Artist Elisabetta Rogai’s Eno-art is mesmerising, says Subhash Arora, president of the Indian Wine Academy, who met the artist in Italy and talked about the new wine art
Unobserved by many visitors, at the Anteprima wine tasting organised by the Consorzio del Vino Nobile di Montepulciano, wine producers in Western Europe, were a series of paintings by a Florentine artist, Elisabetta Rogai, who was commissioned by the Consorzio to produce works of art using wine.
Wine and art have been linked together in more ways than one. Wine has been the subject of many artists who are often commissioned to paint for labels that are reproduced on the bottle. Mouton Rothschild has been a pioneer in Bordeaux while Grover, Sula, Opera, Chateau d’Ori are a few such examples of emulating this trend in India. There is a French artist Jean- Pierre Got who has become famous for making special posters for wine events and wineries across the globe.
Wine in a frame
The use of wine to create art is uncommon. I saw a delectable example during my visit to Montepulciano in Tuscany recently. One corner of the big Tasting Room created in the newly renovated Fortezza (most Italian cities, towns and villages have one such fortress, ostensibly created by the long- gone nobility and royalty centuries ago to help protect their territory, and now a historical and touristic delight) was decorated by a series of eye catching paintings, all of them portraits of beautiful women.

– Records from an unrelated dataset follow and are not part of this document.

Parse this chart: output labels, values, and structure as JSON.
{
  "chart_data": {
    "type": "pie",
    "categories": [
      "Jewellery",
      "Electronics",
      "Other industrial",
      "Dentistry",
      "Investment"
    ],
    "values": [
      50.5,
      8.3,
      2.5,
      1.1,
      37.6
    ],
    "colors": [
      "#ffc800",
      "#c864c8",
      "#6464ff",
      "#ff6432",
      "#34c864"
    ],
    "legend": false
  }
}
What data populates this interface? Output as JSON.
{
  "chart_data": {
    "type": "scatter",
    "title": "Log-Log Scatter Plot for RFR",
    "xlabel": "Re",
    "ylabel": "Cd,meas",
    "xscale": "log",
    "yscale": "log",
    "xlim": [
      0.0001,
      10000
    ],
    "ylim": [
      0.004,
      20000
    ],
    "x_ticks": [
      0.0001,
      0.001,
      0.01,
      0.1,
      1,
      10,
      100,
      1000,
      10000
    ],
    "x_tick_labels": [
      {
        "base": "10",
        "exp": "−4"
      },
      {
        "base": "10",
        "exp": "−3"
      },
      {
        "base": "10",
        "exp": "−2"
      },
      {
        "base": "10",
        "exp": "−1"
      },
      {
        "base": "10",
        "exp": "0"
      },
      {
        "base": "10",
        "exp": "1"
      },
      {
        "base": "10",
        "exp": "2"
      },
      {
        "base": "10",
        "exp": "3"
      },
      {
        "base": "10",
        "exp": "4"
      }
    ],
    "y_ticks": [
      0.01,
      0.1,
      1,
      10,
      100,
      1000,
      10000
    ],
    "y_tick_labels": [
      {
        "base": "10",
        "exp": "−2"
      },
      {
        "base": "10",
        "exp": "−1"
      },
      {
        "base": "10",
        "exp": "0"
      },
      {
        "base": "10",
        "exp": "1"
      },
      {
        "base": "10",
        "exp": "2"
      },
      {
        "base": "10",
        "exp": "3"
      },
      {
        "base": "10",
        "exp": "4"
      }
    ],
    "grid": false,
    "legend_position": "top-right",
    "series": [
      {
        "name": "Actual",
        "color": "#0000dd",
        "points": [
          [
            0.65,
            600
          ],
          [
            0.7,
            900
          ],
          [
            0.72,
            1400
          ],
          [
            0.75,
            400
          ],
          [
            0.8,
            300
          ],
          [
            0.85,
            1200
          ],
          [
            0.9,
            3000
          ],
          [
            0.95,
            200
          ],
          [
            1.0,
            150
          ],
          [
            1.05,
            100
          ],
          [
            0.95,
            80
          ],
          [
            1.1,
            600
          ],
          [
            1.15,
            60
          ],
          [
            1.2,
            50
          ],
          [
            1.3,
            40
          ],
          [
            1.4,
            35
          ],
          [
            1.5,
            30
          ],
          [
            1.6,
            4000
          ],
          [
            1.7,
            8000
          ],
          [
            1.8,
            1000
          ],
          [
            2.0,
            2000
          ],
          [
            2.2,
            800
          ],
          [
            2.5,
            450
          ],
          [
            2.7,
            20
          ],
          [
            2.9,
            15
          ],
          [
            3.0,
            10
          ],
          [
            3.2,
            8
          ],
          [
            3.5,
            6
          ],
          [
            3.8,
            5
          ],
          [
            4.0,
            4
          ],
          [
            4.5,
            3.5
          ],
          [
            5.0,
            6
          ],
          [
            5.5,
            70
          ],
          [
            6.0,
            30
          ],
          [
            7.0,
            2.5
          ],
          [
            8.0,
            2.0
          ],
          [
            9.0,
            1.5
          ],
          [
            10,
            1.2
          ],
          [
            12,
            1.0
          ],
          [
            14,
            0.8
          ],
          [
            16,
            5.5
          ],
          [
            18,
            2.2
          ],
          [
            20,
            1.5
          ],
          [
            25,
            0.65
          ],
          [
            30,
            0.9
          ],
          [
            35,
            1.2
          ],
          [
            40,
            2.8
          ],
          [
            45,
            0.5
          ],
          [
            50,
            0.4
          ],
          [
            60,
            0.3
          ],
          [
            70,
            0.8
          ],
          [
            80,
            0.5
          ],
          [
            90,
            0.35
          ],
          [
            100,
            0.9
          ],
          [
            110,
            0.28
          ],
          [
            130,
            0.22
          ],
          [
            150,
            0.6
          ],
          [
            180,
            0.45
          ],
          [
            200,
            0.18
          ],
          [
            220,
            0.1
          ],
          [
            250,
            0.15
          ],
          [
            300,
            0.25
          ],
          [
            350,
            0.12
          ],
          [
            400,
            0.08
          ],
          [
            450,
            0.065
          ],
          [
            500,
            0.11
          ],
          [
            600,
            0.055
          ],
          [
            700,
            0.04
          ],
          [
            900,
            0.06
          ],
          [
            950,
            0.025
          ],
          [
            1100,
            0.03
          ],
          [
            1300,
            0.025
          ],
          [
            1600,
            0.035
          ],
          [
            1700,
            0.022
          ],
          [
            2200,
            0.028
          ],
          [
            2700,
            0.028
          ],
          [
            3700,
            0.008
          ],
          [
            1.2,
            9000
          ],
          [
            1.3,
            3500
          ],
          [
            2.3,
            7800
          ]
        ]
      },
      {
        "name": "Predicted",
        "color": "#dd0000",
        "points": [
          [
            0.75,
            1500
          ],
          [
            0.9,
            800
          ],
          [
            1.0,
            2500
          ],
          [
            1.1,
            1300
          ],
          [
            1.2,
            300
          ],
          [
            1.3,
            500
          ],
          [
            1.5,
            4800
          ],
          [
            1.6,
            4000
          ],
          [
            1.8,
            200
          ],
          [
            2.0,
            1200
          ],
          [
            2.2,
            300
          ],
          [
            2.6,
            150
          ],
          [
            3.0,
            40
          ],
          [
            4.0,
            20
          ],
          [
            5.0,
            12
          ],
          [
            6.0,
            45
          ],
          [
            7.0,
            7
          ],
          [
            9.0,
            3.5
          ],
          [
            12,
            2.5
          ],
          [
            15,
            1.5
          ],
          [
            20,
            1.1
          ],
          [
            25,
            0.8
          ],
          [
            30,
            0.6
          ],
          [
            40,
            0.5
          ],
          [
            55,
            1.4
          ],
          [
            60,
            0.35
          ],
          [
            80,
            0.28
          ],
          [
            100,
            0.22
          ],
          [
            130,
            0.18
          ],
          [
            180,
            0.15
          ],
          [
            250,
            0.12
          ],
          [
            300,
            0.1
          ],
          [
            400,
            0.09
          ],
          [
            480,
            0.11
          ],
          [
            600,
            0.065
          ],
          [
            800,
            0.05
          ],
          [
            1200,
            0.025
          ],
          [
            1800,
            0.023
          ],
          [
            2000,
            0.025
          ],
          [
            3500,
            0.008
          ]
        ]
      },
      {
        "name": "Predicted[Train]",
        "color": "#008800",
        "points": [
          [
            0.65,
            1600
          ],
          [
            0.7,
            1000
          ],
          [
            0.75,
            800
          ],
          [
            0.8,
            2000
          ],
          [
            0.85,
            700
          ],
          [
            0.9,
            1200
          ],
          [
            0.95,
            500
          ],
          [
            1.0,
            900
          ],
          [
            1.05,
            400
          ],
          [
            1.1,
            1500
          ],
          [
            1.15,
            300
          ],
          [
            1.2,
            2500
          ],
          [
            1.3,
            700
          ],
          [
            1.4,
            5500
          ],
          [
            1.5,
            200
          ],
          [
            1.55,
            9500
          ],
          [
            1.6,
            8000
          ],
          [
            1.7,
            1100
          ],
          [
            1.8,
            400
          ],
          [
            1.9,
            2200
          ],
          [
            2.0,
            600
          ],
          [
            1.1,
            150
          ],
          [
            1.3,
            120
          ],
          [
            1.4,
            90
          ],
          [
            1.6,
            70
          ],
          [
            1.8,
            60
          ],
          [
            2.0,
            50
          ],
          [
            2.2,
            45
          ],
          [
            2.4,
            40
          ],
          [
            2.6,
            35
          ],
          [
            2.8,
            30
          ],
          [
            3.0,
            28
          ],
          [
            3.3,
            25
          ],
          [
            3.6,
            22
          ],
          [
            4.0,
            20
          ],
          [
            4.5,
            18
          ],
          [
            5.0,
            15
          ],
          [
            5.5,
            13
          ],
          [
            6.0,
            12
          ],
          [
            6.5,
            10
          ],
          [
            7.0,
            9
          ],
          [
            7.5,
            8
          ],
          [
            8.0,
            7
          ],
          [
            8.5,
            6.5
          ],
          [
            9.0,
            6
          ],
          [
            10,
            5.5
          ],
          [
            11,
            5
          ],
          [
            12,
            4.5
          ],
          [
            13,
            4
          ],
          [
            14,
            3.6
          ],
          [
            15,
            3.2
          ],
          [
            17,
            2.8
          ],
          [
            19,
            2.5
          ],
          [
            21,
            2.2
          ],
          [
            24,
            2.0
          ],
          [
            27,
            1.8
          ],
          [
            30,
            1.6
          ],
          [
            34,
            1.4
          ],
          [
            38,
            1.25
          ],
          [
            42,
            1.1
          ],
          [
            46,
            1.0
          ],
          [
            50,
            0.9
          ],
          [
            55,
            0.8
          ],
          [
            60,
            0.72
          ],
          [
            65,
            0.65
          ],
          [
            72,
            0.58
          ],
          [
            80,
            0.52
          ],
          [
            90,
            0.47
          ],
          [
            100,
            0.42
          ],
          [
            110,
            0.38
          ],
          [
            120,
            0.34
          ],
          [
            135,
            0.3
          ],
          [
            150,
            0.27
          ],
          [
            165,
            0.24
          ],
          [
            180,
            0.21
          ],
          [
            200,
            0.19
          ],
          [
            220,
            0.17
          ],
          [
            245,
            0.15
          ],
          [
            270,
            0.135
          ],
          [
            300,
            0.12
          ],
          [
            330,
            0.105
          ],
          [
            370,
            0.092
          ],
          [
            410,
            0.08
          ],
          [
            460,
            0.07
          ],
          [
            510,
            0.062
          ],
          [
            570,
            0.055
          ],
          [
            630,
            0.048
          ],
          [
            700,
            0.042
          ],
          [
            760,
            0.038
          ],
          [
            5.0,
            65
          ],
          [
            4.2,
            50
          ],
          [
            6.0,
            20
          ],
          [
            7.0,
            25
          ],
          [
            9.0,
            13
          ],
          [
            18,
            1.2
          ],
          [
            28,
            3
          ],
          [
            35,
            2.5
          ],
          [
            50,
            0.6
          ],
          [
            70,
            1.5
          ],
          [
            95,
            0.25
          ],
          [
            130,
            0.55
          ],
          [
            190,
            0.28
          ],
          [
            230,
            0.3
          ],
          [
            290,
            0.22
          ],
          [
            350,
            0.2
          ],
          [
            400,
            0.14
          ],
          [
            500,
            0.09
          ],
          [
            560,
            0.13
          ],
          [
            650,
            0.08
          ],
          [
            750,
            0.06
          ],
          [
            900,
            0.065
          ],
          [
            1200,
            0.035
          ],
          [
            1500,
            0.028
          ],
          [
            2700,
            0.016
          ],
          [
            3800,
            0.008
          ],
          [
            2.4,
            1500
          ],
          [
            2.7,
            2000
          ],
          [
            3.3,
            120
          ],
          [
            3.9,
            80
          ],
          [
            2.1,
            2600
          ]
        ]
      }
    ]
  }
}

The paintings were in wine colours with a dash of grey and other lighter shades making them very pleasant. All the paintings were created by the well known Tuscan pittrice (female painter) Elisabetta Rogai from Florence. She had been commissioned by the Consorzio, known for their ingenuity in adding something unique every year to the professional tasting (last year saw cosmetics made exclusively from the red grape must of Montepulciano after the fermentation).

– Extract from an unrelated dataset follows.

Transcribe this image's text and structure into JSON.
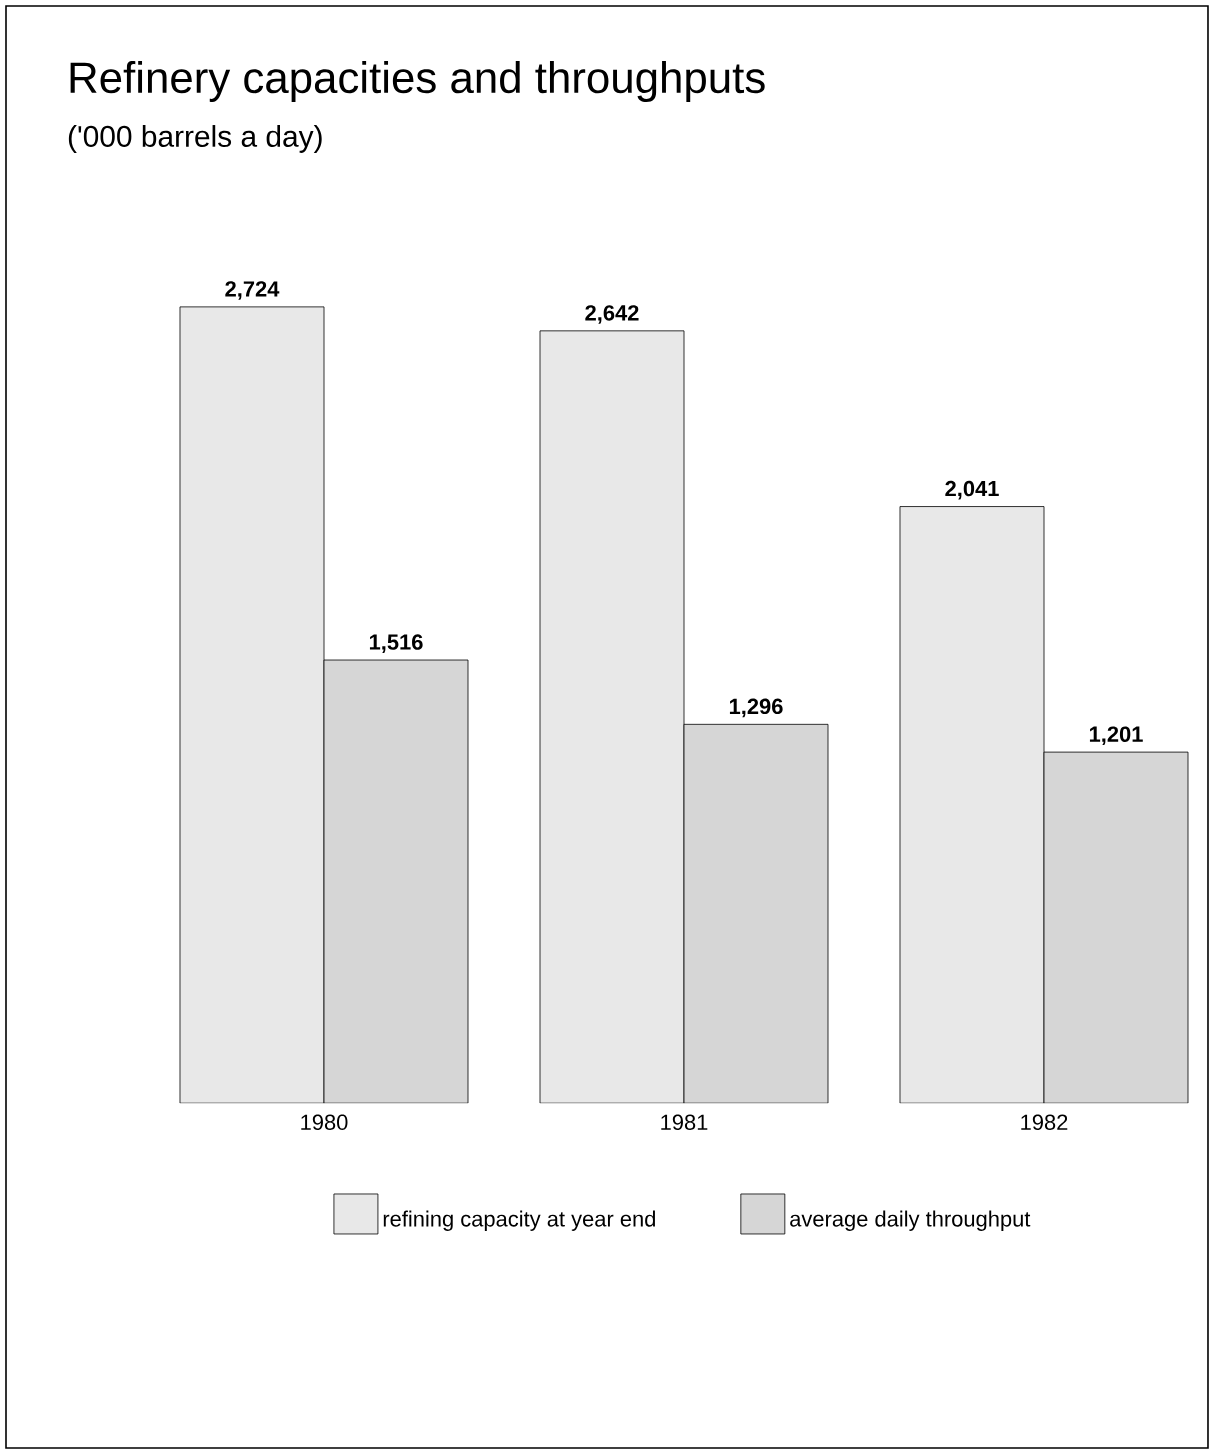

“It took a long period of research and experimental work, involving the University of Florence before I could develop the wine-made paintings (also known as Eno Art),” said Elisabetta. Most comfortable with oil and canvas and blue denim, she had used only a bit of charcoal for the main lines of this style of paintings. She uses only white and red wine with no additives or chemical components. “Such combination allows the wine to reproduce on the canvas exactly the same process of ageing that normally takes place inside the bottle,” she explained.
Many other painters have tried to use wine in their works, but never really succeeded because of several technical difficulties, including the challenge of removing alcohol by Reverse Osmosis. Wine density, alcohol volatility, the limitation of the chromatic scale, the possibility of working only on small canvas etc are a few of the limiting factors of Eno Art.
A curator of one of Rogai’s several shows in Italy and Japan, sums up her work: ‘“lisabetta’s paintings will not leave you indifferent, her colours and forms will penetrate your soul. Her portraits, mostly of beautiful women tell their story, which goes beyond stereotypes. The first glance could mesmerize anyone who loves his glass of Vino Nobile di Montepulciano or Rosso di Montepulciano.”
This is not the first time Rogai has worked with wine as the protagonist. Another event abroad that made her famous was the label she created for the Chianti Classico Astrid, the official wine chosen for the semester of the Italian presidency for the European Union Council.
Creation of eno art
Elisabetta delivers a bottle of red wine to the university and gets back the residue after due processing. “It is more like gooey paste,” she says. She also uses boiled wine for a part of the paintings. The result is impressive, the new painting changes its texture three months later and the difference is visible. The colours evolve on the canvas from typically young purples and cherry reds to more mature tones of orange, amber or brown. “The wine aging, which normally occurs over the years, takes only a few months on the canvas,’ she says with a smile.
The ‘wine-made’ paintings costs 5,000 Euros ($6,800) upwards for a 100x8 cms sized paintings, which are available at her studio in Florence. She would welcome visitors from India, she said, however, prior appointment must be made since her work is generally exhibited in some part of the world or the other.
After Montepulciano the works move to other parts of Italy before ending up in Vinitaly from April 7-11, where they may be viewed at the Balzini stand.